The federal government needs a way to figure out how to appropriate more than $675 billion annually for programs that impact housing, education, transportation and other everyday facets of life.
The best way to do that: Count everyone, and see where they live.
That’s why the government conducts a census every 10 years, and the next one is basically here already. (The 2020 census began in Alaska on Jan. 21.)
Beginning in mid-March, households will get invitations in the mail to take the survey, which can be completed online, by phone or by mail. This is the first time the census can be filled out online.
Every home will receive the invite by April 1, and respondents should fill out the survey according to where they lived on this day. (If you move on April 8, for example, and haven’t yet filled out the census, you would fill it out as though you hadn’t moved.)

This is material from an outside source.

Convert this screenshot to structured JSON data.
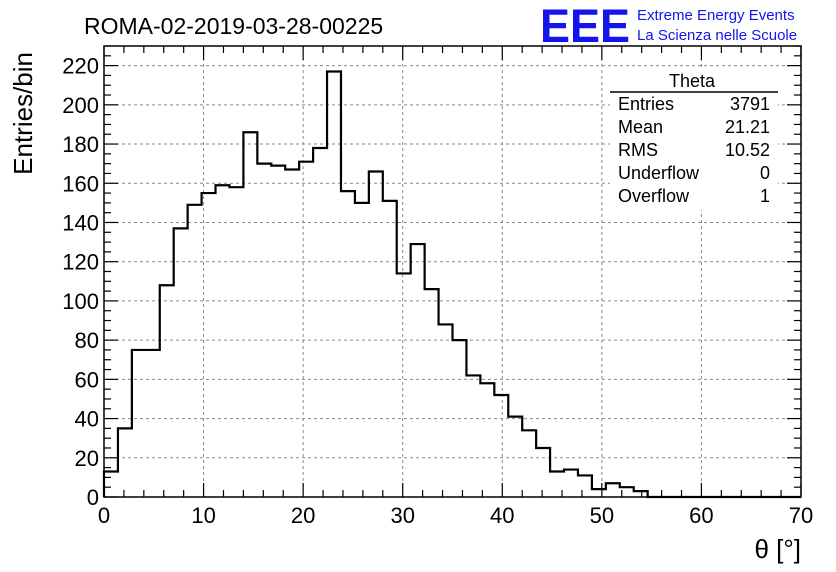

Census-takers, also called enumerators, will knock on doors from May to June to remind people who haven’t responded.
Why is the census important?
Not filling out the census means missing out on money. A study from John Washington University found that each person who doesn’t fill out the census costs their community about $972 annually
Multiply that by 10 years, until the next census, and that means missing out on almost $10,000 per person.
Rain Wilson, director of the Performing Arts Academy at Indiana Black Expo, said organizations committed to social justice can be negatively impacted when Black and brown people are undercounted in the census.
“Getting these numbers right affects money,” she said. “We need to let the money folks know we are here and have needs.”
Other than the hundreds of billions of dollars that the government needs to hand out for various programs, numbers from the census also determine how many congressional seats each state gets and how districts should be drawn.
The most representatives Indiana had was 13 from 1873 to 1933. The state had 10 representatives until the 2000 census, when it was reduced to the current nine.
What questions are (and aren’t) on the census?
There’s a section on the census for each person living in the home and asks about their age, sex, race, Hispanic origin and relationship to the head of the household.
The census does not ask about religion, income, education, employment or other more personal questions. (The U.S. Census Bureau compiles that data from the annual American Community Survey, which samples a limited number of people.)
The census also does not include a question about citizenship. U.S. Secretary of Commerce Wilbur Ross announced in 2018 the census would include a citizenship question, which many said would discourage Hispanic communities from filling out the census and result in undercounting.
The U.S. Census Bureau announced in 2019 it would remove that question.
What happens to the data?
Title 13 of the U.S. Code prevents the U.S. Census Bureau from releasing any identifiable information about individuals, households or businesses, even to law enforcement.
All staff take a lifetime oath to protect personal information, and any violation comes with a penalty of up to $250,000 and/or up to five years in prison.
To support historical research, the U.S. Code does allow the National Archives and Records Administration to release census records after 72 years.